I hope everyone enjoyed SHEA. Overall, a good meeting with good weather and good science. I pinch-hit as a moderator for a hand-hygiene session on Saturday. The original moderator (i.e. Mike Edmond, have you heard of him??) was scheduled to moderate two sessions at the same time and for some reason wasn't able to pull it off. ;)
Some thoughts: 1) It appears that Legionella is a problem in their system and the automatic faucets are only part of the problem. Removing them isn't enough. 2) The faucets in the study were not installed at the same time since the automatic faucets were new and the standard faucets were likely years old - could biofilm play a role here? 3) Not all automatic faucets would be the same, perhaps different designs would have different risks. 4) What about other pathogens?
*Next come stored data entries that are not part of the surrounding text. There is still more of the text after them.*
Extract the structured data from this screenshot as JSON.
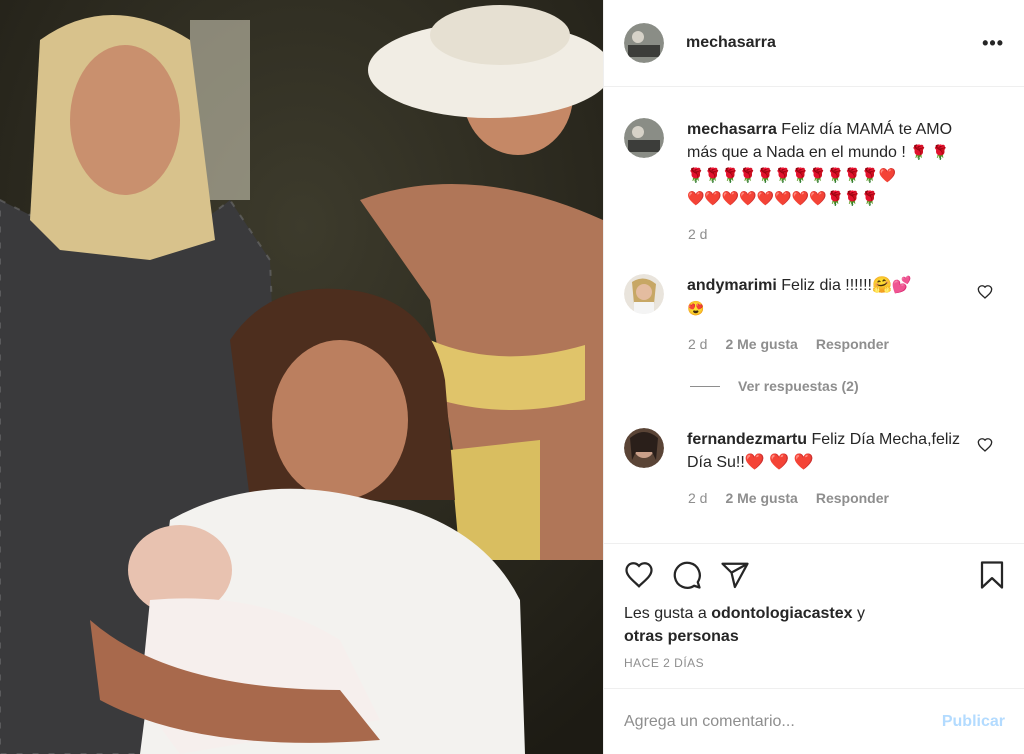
{
  "post": {
    "username": "mechasarra",
    "more_label": "•••"
  },
  "caption": {
    "username": "mechasarra",
    "text": "Feliz día MAMÁ te AMO más que a Nada en el mundo !",
    "emojis_line1": "🌹 🌹",
    "emojis_line2": "🌹🌹🌹🌹🌹🌹🌹🌹🌹🌹🌹❤️",
    "emojis_line3": "❤️❤️❤️❤️❤️❤️❤️❤️🌹🌹🌹",
    "time": "2 d"
  },
  "comments": [
    {
      "username": "andymarimi",
      "text": "Feliz dia !!!!!!🤗💕",
      "text2": "😍",
      "time": "2 d",
      "likes": "2 Me gusta",
      "reply": "Responder",
      "view_replies": "Ver respuestas (2)"
    },
    {
      "username": "fernandezmartu",
      "text": "Feliz Día Mecha,feliz Día Su!!❤️ ❤️ ❤️",
      "time": "2 d",
      "likes": "2 Me gusta",
      "reply": "Responder"
    }
  ],
  "likes_line": {
    "prefix": "Les gusta a",
    "user": "odontologiacastex",
    "suffix": "y",
    "others": "otras personas"
  },
  "time_ago": "HACE 2 DÍAS",
  "add_comment": {
    "placeholder": "Agrega un comentario...",
    "post_label": "Publicar"
  },
  "icons": [
    "heart-icon",
    "comment-icon",
    "share-icon",
    "bookmark-icon",
    "more-icon"
  ]
}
How do you balance lower risk of C. diff or acinetobacter with touchless faucets compared to Legionella? 5) Could the faucets be "reprogrammed" or designed to allow flow of the stagnant water prior to contact with the HCW hands? This might reduce one benefit of these automatic faucets since they do save a lot of water.
What do you guys think? Is this enough data to ban automatic faucets in hospitals? My other concern is that this study will be misinterpreted and people will become afraid of automatic faucets in places such as airports. I doubt the Legionella risk in airports outweighs the influenza risk, for example.